A reduction in tumor growth was reported (Oberley et al., 1982) when CF1 mice were injected with a single dose of Cu Zn-SOD one hour after they implanted Sarcoma 180 tumor cells.

 

It was first reported that copper complexes of anti-inflammatory drugs, including Cu (II) salicylates had SOD-mimetic activity (de Alvare et al., 1976). It was then thought that small molecular weight copper complexes might have anticancer activity. Cu (II) (3,5-DIPS)2 was compared with several other copper complexes and found to be a very effective anticancer agent in CBA/J mice implanted with Ehrilich carcinoma cells (Leuthauser et al., 1981; Pottathil & Lang, 1983).

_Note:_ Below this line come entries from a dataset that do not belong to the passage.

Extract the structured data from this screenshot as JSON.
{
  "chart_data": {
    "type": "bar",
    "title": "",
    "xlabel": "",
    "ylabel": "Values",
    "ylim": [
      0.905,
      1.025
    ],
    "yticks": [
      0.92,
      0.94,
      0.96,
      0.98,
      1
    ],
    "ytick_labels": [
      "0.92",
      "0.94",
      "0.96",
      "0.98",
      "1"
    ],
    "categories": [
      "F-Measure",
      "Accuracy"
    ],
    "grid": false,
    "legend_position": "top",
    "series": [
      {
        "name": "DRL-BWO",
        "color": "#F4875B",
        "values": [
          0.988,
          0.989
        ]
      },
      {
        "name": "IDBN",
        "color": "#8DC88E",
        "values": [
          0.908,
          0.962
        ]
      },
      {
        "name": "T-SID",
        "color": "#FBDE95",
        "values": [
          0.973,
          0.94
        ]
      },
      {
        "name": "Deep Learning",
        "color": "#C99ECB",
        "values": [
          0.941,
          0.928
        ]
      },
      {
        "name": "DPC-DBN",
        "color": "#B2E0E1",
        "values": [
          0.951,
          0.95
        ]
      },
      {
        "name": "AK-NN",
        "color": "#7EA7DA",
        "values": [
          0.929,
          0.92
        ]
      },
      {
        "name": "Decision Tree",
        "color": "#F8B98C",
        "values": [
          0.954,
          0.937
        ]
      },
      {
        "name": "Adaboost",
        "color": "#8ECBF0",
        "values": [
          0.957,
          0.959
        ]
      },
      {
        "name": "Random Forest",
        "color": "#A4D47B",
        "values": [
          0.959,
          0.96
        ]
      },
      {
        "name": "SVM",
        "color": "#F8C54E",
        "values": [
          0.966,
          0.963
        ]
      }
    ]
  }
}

It is not known how Cu (II) (3,4-DIPS)2 inhibits tumor growth. If tumor cells are sensitive to hydrogen peroxide then addition of Cu (II) (3,5-DIPS)2 could increase hydrogen peroxide generation from superoxide and kill the cell. The protective effect of glutathione and sensitizing effect of BCNU when given with Cu (II) (3,5-DIPS)2 supports this idea. Tumor cells generate superoxide which is detoxified via either removing SOD activity in the cell or by reaction with other intracellular components such as glutathione or sulfhydryl (Leuthauser et al., 1984). A second possibility is that cancer patients have elevated levels of serum aldehydes, possibly generated by lipid peroxidation. Aldehydes inhibited immune cell function by altering membrane fluidity or surface receptors (Loven et al., 1985). Nonimmune cells might also be affected by such products (Henle et al., 1986). Addition of lipophilic compound with SOD-like activity could prevent lipid peroxidation and protect cells from aldehydes, thus allowing the host immune system to respond to the tumor. The third mechanism might involve the facilitation of synthesis of copper-dependent enzymes in biological systems (Willingham & Sorenson, 1986).

CONCLUSION

 

After consideration of the experimental role of copper in cancer development and inhibition, the future use of copper chelates with SOD-like activity to treat neoplastic diseases without killing transformed cells has some exciting possibilities.